Samantha and her three best friends are the "It" girls at Thomas Jefferson High School. It’s Cupid Day of their senior year, but more importantly, it’s the day Samantha has decided to lose her virginity with her boyfriend, Rob. After a party that night, a fatal car accident interrupts Sam’s plans. It takes a day or two of reliving those same 24 hours before Sam realizes she must be dead, or in limbo of some kind; she notices that she can alter her actions and their repercussions -- but can she save her own life?
Is it any good?
Oliver vividly draws a picture of the devastating damage done by bullying, while exploring the ease with which some teens turn a blind eye to such behavior. Watching one's self, or reliving death, is not a new concept in young adult literature, and here the tough issues inherent in the topic are bandied about as often as teens talk keggers and designer duds. But the author does a nice job of exploring the decision to lose one's virginity; and also discovering that all actions have consequences -- although Sam and her friends might be a little old to be making that particular discovery.

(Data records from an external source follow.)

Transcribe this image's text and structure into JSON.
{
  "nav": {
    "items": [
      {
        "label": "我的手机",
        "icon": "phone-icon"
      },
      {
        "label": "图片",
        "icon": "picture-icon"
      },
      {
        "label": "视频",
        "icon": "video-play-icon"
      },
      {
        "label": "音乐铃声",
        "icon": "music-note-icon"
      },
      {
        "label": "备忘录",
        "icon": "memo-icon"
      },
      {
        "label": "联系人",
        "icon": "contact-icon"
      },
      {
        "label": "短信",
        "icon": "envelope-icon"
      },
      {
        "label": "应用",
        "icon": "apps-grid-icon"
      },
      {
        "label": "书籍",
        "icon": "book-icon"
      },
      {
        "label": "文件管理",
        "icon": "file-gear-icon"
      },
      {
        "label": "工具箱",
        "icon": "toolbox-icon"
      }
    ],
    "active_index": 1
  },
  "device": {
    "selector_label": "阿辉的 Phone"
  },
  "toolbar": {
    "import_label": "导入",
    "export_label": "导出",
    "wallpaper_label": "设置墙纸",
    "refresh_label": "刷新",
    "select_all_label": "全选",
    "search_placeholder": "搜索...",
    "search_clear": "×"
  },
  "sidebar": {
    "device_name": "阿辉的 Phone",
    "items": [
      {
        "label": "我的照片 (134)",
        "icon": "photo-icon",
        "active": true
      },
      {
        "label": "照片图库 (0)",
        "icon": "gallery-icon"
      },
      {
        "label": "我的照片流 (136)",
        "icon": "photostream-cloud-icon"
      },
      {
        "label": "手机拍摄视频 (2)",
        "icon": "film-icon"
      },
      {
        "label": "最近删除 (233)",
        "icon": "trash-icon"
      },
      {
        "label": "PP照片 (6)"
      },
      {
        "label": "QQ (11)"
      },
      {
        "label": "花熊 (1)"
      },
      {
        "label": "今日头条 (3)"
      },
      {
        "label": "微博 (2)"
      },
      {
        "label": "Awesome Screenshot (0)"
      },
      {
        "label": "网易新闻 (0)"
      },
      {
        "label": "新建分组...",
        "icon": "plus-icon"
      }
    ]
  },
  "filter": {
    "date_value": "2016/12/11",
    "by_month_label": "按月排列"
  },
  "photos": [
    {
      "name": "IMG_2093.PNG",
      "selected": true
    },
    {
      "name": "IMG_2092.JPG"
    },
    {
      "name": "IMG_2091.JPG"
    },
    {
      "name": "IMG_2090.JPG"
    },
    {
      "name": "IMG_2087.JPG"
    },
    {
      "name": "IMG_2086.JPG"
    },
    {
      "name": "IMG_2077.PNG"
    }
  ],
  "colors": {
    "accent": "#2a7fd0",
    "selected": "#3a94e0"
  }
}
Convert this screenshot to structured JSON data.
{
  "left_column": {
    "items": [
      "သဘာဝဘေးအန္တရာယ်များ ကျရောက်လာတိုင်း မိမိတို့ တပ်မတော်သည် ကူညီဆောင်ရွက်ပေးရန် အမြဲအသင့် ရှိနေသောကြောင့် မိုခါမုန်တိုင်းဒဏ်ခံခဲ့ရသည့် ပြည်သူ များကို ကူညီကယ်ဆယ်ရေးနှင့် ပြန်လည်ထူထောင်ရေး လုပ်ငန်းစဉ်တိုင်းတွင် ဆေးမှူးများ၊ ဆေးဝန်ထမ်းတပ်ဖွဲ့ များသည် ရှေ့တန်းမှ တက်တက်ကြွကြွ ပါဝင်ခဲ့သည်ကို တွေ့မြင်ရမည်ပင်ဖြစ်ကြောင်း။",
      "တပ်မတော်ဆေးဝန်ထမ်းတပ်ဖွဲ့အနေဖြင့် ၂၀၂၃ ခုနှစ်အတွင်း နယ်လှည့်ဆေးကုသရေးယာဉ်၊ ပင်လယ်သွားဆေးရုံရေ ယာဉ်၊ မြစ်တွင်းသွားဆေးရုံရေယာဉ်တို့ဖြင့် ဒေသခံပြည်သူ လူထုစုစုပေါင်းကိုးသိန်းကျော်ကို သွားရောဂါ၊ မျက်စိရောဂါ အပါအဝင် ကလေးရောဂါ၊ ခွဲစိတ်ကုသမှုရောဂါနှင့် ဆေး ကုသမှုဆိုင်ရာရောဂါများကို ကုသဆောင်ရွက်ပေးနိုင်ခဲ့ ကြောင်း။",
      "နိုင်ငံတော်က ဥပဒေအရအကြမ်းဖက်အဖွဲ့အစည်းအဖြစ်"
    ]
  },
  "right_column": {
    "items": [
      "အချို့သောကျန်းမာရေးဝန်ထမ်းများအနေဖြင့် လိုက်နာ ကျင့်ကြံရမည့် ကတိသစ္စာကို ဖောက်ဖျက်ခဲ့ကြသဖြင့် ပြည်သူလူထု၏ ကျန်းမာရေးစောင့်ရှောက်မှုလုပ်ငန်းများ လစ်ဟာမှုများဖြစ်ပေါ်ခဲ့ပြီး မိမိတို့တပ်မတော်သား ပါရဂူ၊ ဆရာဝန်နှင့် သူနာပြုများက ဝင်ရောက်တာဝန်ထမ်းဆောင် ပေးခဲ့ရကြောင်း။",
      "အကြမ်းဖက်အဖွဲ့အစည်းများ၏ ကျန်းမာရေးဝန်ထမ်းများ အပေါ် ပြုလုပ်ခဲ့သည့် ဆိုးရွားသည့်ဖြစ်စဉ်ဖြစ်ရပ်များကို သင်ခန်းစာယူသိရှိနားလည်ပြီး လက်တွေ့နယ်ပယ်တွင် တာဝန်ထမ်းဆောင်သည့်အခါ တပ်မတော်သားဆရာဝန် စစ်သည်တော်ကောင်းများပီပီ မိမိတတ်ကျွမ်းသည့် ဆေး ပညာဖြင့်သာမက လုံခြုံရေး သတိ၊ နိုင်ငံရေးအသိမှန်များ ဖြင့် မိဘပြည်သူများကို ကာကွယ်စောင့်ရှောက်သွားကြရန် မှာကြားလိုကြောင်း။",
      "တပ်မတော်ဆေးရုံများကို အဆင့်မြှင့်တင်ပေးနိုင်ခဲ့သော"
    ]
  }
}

The treatment of bullying and its impact, the motivations behind the bullying, and the reasons other kids tacitly accept it is one topic that can't be portrayed too often in books for teens and Oliver gives it a great twist by not trying to make Sam and her friends likable from the start. Her perspective makes the book more realistic and immediate, and makes Sam's ultimate bid for redemption stronger and sadder. The suicide of a classmate is searingly explored and will be the most memorable aspect of the book.
Talk to your kids about ...
Families can talk about bullying and the perception that these days, more girls bully than boys. Have you observed that at your school? How is bullying treated by your friends? Have you been bullied?
What advice would you give someone who has been bullied? What do you think your favorite teacher would do if you went to them about being bullied?
Does verbal abuse or taunting do as much damage as physical bullying, or being beat up, would do?
What was the most important thing that Sam learned?
Would you have tried to change something other than Sam if you had the chance to? If you knew it was your last day to live, what would you choose to do?